Albert Abramovitz, painter and printmaker, was born in Riga, Latvia, on January 24, 1879. He studied art at the Imperial Art School in Odessa and at the Académie de la Grande Chaumière in Paris. While in Paris, he became a member of the Salon in 1911, and he served on its jury in 1913. Abramovitz also became a member of the Societaire Salon d'Automne. While in Europe he received a medal at Clichy, as well as the Grand Prize at the Universal Exposition in Rome and Turin, Italy in 1911.
In 1916, Abramovitz immigrated to the United States. His first solo show was at the Civic Club in Manhattan in 1921. Between 1927 and 1929, he was a resident of Los Angeles, California, but by the mid 1930s he had relocated to Brooklyn, New York. Abramovitz worked in the graphic arts division of the Federal Art Project WPA in New York and eighteen of his wood engravings are listed in U.S. General Services Administration’s WPA guidebook to WPA art, Artwork in Non-Federal Repositories. His graphic work was included in both the 1938 and the 1939 International Exhibition of Lithographs and Wood Engraving at the Art Institute of Chicago. In 1940, a solo exhibition of his work was mounted at the Bonestell Gallery and Abramovitz was included in exhibitions sponsored by the Union of American Artists, the American Artists Congress, the ACA Gallery, the New-Age Gallery, the National Academy of Design, and the American Association of University Women.

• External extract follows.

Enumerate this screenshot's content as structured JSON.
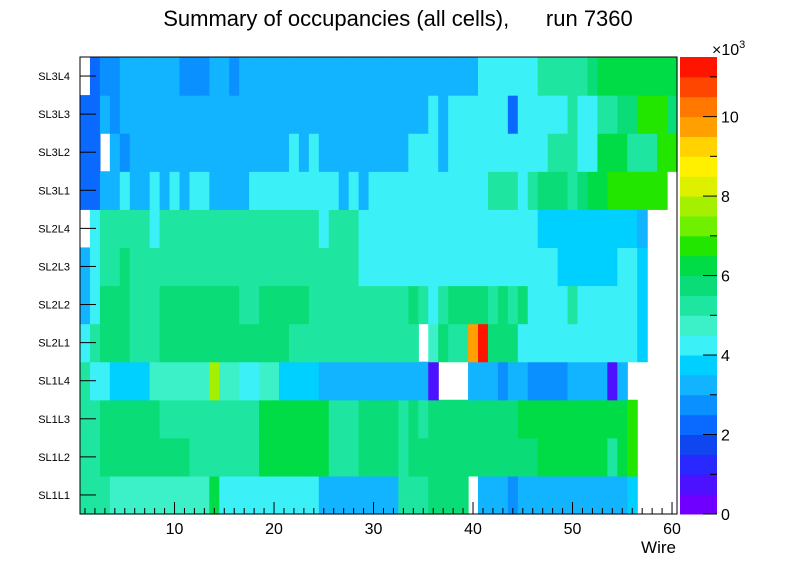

In his graphics and paintings, Abramovitz’s imagery often focused upon social or political commentary. His works are in the collections of the Crystal Bridges Museum of American Art, Bentonville, Arkansas; the Amon Carter Museum of American Art, Fort Worth, Texas; the Washington County Museum of Fine Arts, Hagerstown, Maryland; the Spencer Museum of Art, Lawrence, Kansas; the British Museum and the Victoria and Albert Museum, London; the Frederick R. Weisman Art Museum at the University of Minnesota, Minneapolis; the David Owsley Museum of Art at Ball State University, Muncie; the Newark Museum, New Jersey; the Jewish Museum, the Metropolitan Museum of Art, and the New York Public Library, New York; the Philadelphia Museum of Art, Pennsylvania; and the Library of Congress and the Smithsonian American Art Museum, Washington, D.C.
Albert Abramovitz died on 13 July 1963 in East Meadow, Long Island, New York.